The growth rate of solid tumor in all experimental groups was measured by Caliper. At the end of the experiment, whole blood was withdrawn from animals for the analysis of matrix metalloproteinase 2 and 9 activities. Liver was excised for the analysis of oxidative stress biomarkers (MDA and GSH). In addition, the expression of STAT-3, VEGF-C and TNF-α mRNA was measured in solid tumors using RT-PCR. A part of excised tissues (the right thigh muscle and solid EC) was used for estimation of nitric oxide concentration and the level of apoptotic factors (caspase-3 and granzyme-B). In addition, histological examinations were performed to confirm biochemical data.
The results obtained were statistically analyzed and can be summarized as follows:
• Marked reduction in the tumor size, and a radiosensetizing effect was observed in decreasing the tumor size of γ-irradiated-EC-bearing mice coadministered with apigenin, cryptotanshinone or both drugs, respectively with respect to untreated EC-bearing mice.

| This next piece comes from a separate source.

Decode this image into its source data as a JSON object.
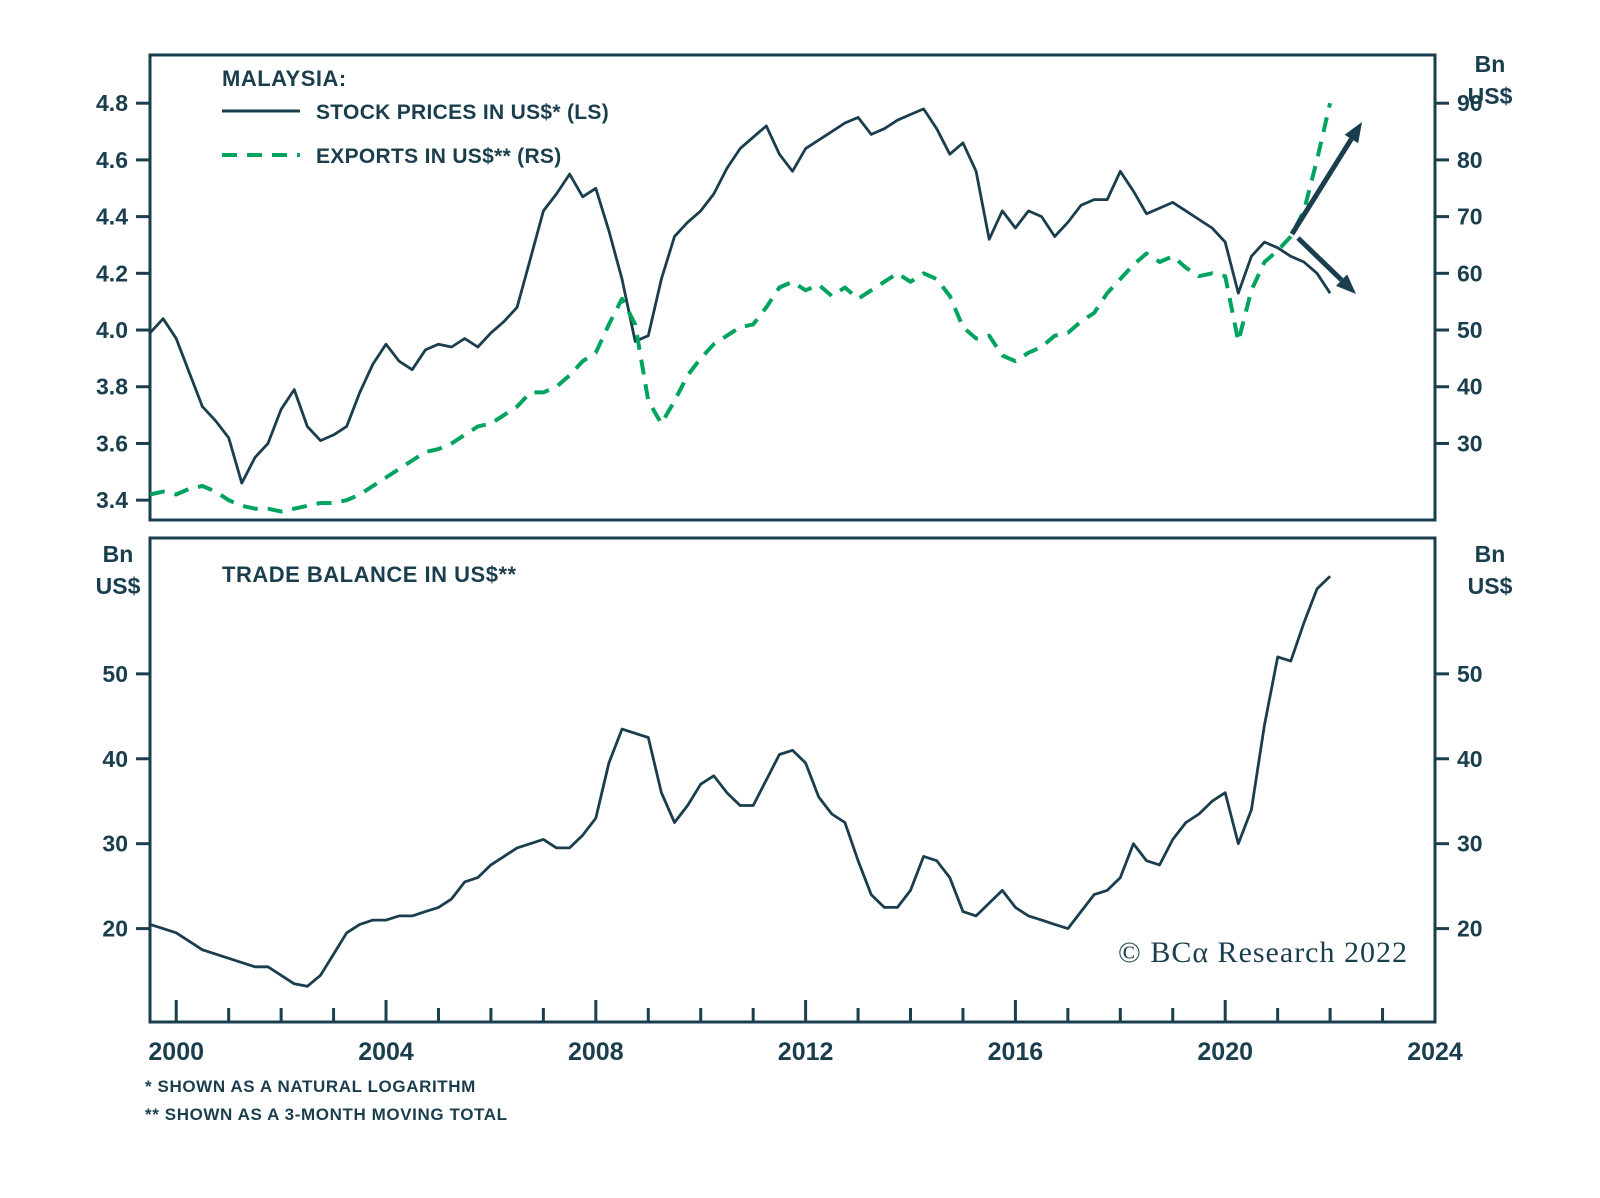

• Exposure of EC-bearing mice to γ-irradiation either alone or along with apigenin or cryptotanshinone treatment produced a significant downregulation in the expression of tumor STAT3, VEGF-C and TNF-α gene. where the three treatment modalities caused the most pronounced downregulation in the expression of these genes compared to untreated EC-bearing mice.
• Whole body γ-irradiation of EC-bearing mice either alone or along with apigenin or cryptotanshinone treatments produced a significant decrease in the activity of MMP-2 and -9 with respect to untreated EC-bearing mice.
• Treatment of EC-bearing mice with apigenin, cryptotanshinone or both compounds, either alone or in combination with γ-irradiation resulted in a significant suppression of tumor nitric oxide level which is associated with sharp increase in caspase-3 and granzyme-B levels, compared to untreated EC-bearing mice.
• Treatment with apigenin and/or cryptotanshinone of EC-bearing mice and those irradiated neutralized the changes induced in hepatic redox status, is demonstrated by reducing LPO and increasing hepatic glutathione, with respect to untreated EC-bearing mice.
Concomitant with the improvement of biochemical markers, the histological finding in tissues (right thigh muscle and solid EC) showed an ameliorative effect of AP and CPT.
According to the obtained results it could be concluded that Ap and CPT may be used as potential therapeutic agents for cancer for reducing tumor neovascularisation in order to suppress tumor growth and metastasis via enhancing the sensitivity of tumor cells to ionizing radiation in addition to the protection of normal cells against harmful effects of radiation and chemotherapeutic toxicity.